In the spring of 1871 I had my first trip to the frontier of Texas. My father traded some of his Grimes County pine land for a bunch of cattle in Brown County, and took me with him when he went to receive the herd. This was the first time I had ever been twenty-five miles from Austin. I was delighted with the trip, the people, and the country. Those big, fine frontiersmen, each wearing a pair of sixshooters and most of them carrying a Winchester, fired my boyish imagination. Their accounts of frontier life and their Indian tales fascinated me. I wanted to stay right there with them and lost all interest in ever living in town again. During the same year my father drove several bunches of cattle to Austin and I helped him on those drives. Thus I began to be a cowboy,—my first step toward the life of the open, upon which I had set my heart.
In the summer of 1872 my mother's health began to fail and my father took her to Lampasas Springs. The water seemed to help her so much that he decided to make Lampasas our home. At that time Lampasas County was strictly a cattle country, but there was not much cow hunting during the winter in those days. The cattlemen and the cowboys spent a good deal of time in town just having a good time. During this period I became well acquainted with them. In the spring of 1873 my father made a trip back to Austin on some business. The frontier had been calling to me ever since my first visit there, and I now took advantage of my father's absence to slip out to Coleman County, at that time on the frontier of Texas.
Monroe Cooksey and Jack Clayton had bought a bunch of cattle in Coleman County and I saw the outfit when it left Lampasas. I was slightly acquainted with most of the men in this outfit, so I decided to follow it and try to get work. It was an Indian country every step of the way, and I was afraid to make the trip alone. In a day or two I met a man named Bob McCollum. He was hauling a load of flour to Camp Colorado and let me travel with him. I bade my mother and sisters good bye and did not see them again until the next December.
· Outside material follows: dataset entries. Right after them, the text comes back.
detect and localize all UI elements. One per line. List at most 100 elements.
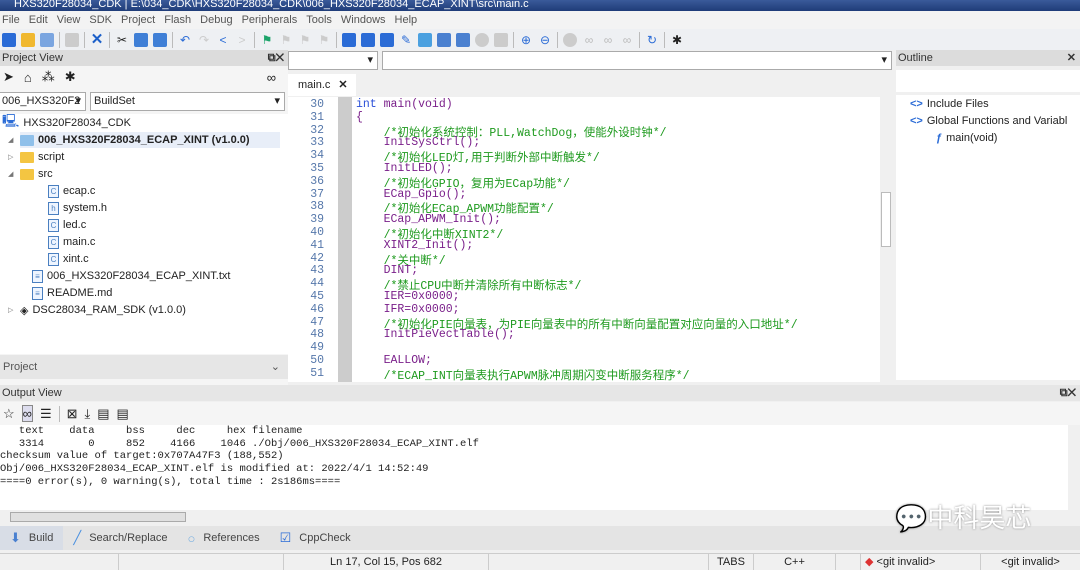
- forward-icon[interactable]: >: [235, 33, 249, 47]
- close-tab-icon[interactable]: ✕: [338, 79, 347, 91]
- chevron-down-icon[interactable]: ⌄: [271, 355, 280, 379]
- tree-item[interactable]: Cled.c: [48, 217, 86, 233]
- outline-item[interactable]: ƒ main(void): [936, 130, 997, 146]
- home-icon[interactable]: ⌂: [24, 70, 32, 85]
- save-icon[interactable]: [65, 32, 79, 47]
- project-select[interactable]: 006_HXS320F2: [0, 92, 86, 111]
- copy-icon[interactable]: ▤: [97, 406, 109, 422]
- scope-select[interactable]: [288, 51, 378, 70]
- tree-item[interactable]: ▷ ◈ DSC28034_RAM_SDK (v1.0.0): [8, 302, 186, 318]
- star-icon[interactable]: ☆: [3, 406, 15, 422]
- menu-flash[interactable]: Flash: [162, 14, 198, 26]
- menu-file[interactable]: File: [0, 14, 27, 26]
- expanded-arrow-icon[interactable]: ◢: [8, 136, 16, 144]
- new-file-icon[interactable]: [2, 32, 16, 47]
- indent-mode[interactable]: TABS: [708, 554, 753, 570]
- tab-main-c[interactable]: main.c ✕: [288, 74, 356, 96]
- menu-edit[interactable]: Edit: [27, 14, 55, 26]
- paste-icon[interactable]: [153, 32, 167, 47]
- git-status[interactable]: ◆ <git invalid>: [860, 554, 980, 570]
- buildset-select[interactable]: BuildSet: [90, 92, 285, 111]
- package-icon[interactable]: [418, 32, 432, 47]
- menu-view[interactable]: View: [55, 14, 88, 26]
- float-close-icon[interactable]: ⧉✕: [268, 50, 284, 66]
- open-folder-icon[interactable]: [21, 32, 35, 47]
- search-icon[interactable]: [380, 32, 394, 47]
- wrap-icon[interactable]: ☰: [40, 406, 52, 422]
- tab-cppcheck[interactable]: ☑ CppCheck: [270, 526, 361, 550]
- code-line: {: [356, 110, 363, 124]
- menu-tools[interactable]: Tools: [304, 14, 339, 26]
- menu-windows[interactable]: Windows: [339, 14, 393, 26]
- tree-item[interactable]: ≡ 006_HXS320F28034_ECAP_XINT.txt: [32, 268, 230, 284]
- tree-item[interactable]: ≡ README.md: [32, 285, 112, 301]
- menu-sdk[interactable]: SDK: [87, 14, 119, 26]
- save-output-icon[interactable]: ⤓: [85, 406, 91, 422]
- menu-project[interactable]: Project: [119, 14, 162, 26]
- undo-icon[interactable]: ↶: [178, 33, 192, 47]
- zoom-in-icon[interactable]: ⊕: [519, 33, 533, 47]
- tree-item[interactable]: Cxint.c: [48, 251, 89, 267]
- outline-filter-input[interactable]: [896, 70, 1080, 92]
- project-footer[interactable]: Project ⌄: [0, 355, 288, 379]
- bookmark-prev-icon[interactable]: ⚑: [279, 33, 293, 47]
- locate-icon[interactable]: ➤: [3, 69, 14, 85]
- cut-icon[interactable]: ✂: [115, 33, 129, 47]
- network-icon[interactable]: ⁂: [42, 69, 55, 85]
- link-icon[interactable]: ∞: [267, 70, 276, 85]
- tab-build[interactable]: ⬇ Build: [0, 526, 64, 550]
- menu-peripherals[interactable]: Peripherals: [240, 14, 305, 26]
- link-icon[interactable]: ∞: [582, 33, 596, 47]
- save-all-icon[interactable]: [40, 32, 54, 47]
- tree-item[interactable]: ◢ 006_HXS320F28034_ECAP_XINT (v1.0.0): [8, 132, 280, 148]
- bug-icon[interactable]: ✱: [65, 69, 76, 85]
- build-tool-icon[interactable]: ✎: [399, 33, 413, 47]
- vertical-scrollbar[interactable]: [880, 97, 892, 382]
- outline-item[interactable]: <> Global Functions and Variabl: [910, 113, 1067, 129]
- stop-icon[interactable]: [475, 32, 489, 47]
- unlink-icon[interactable]: ∞: [601, 33, 615, 47]
- close-icon[interactable]: ✕: [1067, 50, 1076, 66]
- function-signature: main(void): [383, 98, 453, 111]
- tree-item[interactable]: 🖳 HXS320F28034_CDK: [2, 113, 131, 131]
- menu-debug[interactable]: Debug: [198, 14, 239, 26]
- find-icon[interactable]: [342, 32, 356, 47]
- bookmark-next-icon[interactable]: ⚑: [298, 33, 312, 47]
- code-editor[interactable]: 30 int main(void) 31{32 /*初始化系统控制：PLL,Watc…: [288, 97, 892, 383]
- bookmark-icon[interactable]: ⚑: [260, 33, 274, 47]
- float-close-icon[interactable]: ⧉✕: [1060, 385, 1076, 401]
- flash-icon[interactable]: [437, 32, 451, 47]
- bug-icon[interactable]: ✱: [670, 33, 684, 47]
- attach-icon[interactable]: ∞: [620, 33, 634, 47]
- tree-item[interactable]: ◢ src: [8, 166, 53, 182]
- language-mode[interactable]: C++: [753, 554, 835, 570]
- back-icon[interactable]: <: [216, 33, 230, 47]
- tree-item[interactable]: ▷ script: [8, 149, 64, 165]
- tree-item[interactable]: Cmain.c: [48, 234, 95, 250]
- copy-all-icon[interactable]: ▤: [117, 406, 129, 422]
- outline-item[interactable]: <> Include Files: [910, 96, 989, 112]
- link-icon[interactable]: ∞: [21, 405, 33, 422]
- close-icon[interactable]: ✕: [90, 32, 104, 47]
- collapsed-arrow-icon[interactable]: ▷: [8, 153, 16, 161]
- debug-icon[interactable]: [563, 32, 577, 47]
- clear-icon[interactable]: ⊠: [67, 406, 78, 422]
- copy-icon[interactable]: [134, 32, 148, 47]
- expanded-arrow-icon[interactable]: ◢: [8, 170, 16, 178]
- tree-item[interactable]: h system.h: [48, 200, 107, 216]
- zoom-out-icon[interactable]: ⊖: [538, 33, 552, 47]
- tab-search-replace[interactable]: ╱ Search/Replace: [63, 526, 177, 550]
- menu-help[interactable]: Help: [393, 14, 425, 26]
- symbol-select[interactable]: [382, 51, 892, 70]
- clean-icon[interactable]: [494, 32, 508, 47]
- collapsed-arrow-icon[interactable]: ▷: [8, 306, 16, 314]
- download-icon[interactable]: [456, 32, 470, 47]
- panel-title: Project View: [2, 52, 63, 64]
- bookmark-clear-icon[interactable]: ⚑: [317, 33, 331, 47]
- git-branch[interactable]: <git invalid>: [980, 554, 1080, 570]
- tab-references[interactable]: ○ References: [177, 526, 269, 550]
- redo-icon[interactable]: ↷: [197, 33, 211, 47]
- tree-item[interactable]: Cecap.c: [48, 183, 95, 199]
- refresh-icon[interactable]: ↻: [645, 33, 659, 47]
- find-in-files-icon[interactable]: [361, 32, 375, 47]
We reached old Camp Colorado without mishap in about five days. Clayton and Cooksey's outfit was there loading up supplies for the spring work. I stood around watching the cowboys making their preparations, but lacked the courage to ask them for work. Finally, the outfit started down on Jim Ned Creek to camp for dinner. I went with the men and at last got up spunk enough to ask Mr. Monroe Cooksey for a job. He looked at me for a minute and then asked, "What kind of work can a boy of your size do?"
I told him I was willing to do anything a boy of my age could do. He made no reply and we went on and camped for dinner. After dinner the men made ready to go over on Hoard's Creek to camp for the night. The boys made a rope corral and began to catch their mounts. I just stood there like an orphan watching them. Presently Mr. Cooksey dashed his rope on a heavy set bay horse. The animal showed the whites of his eyes, made a rattling noise in his nose and struggled so violently that it took three men on the rope to hold him. Mr. Cooksey then turned to me and said, "Here, boy, if you can ride this * * * (giving an unmentionable name to the horse) you have a job cinched."
I turned, grabbed my saddle, bridle and blanket and started to the animal. An elderly man in the outfit headed me off.
"Young man," he said, "this is an old spoiled horse, and unless you are a mighty good rider you had better not get on him."
I brushed him aside.
"Pshaw, I'm hunting work, and while I'm not a broncho buster, I will make a stab at riding him if he kills me."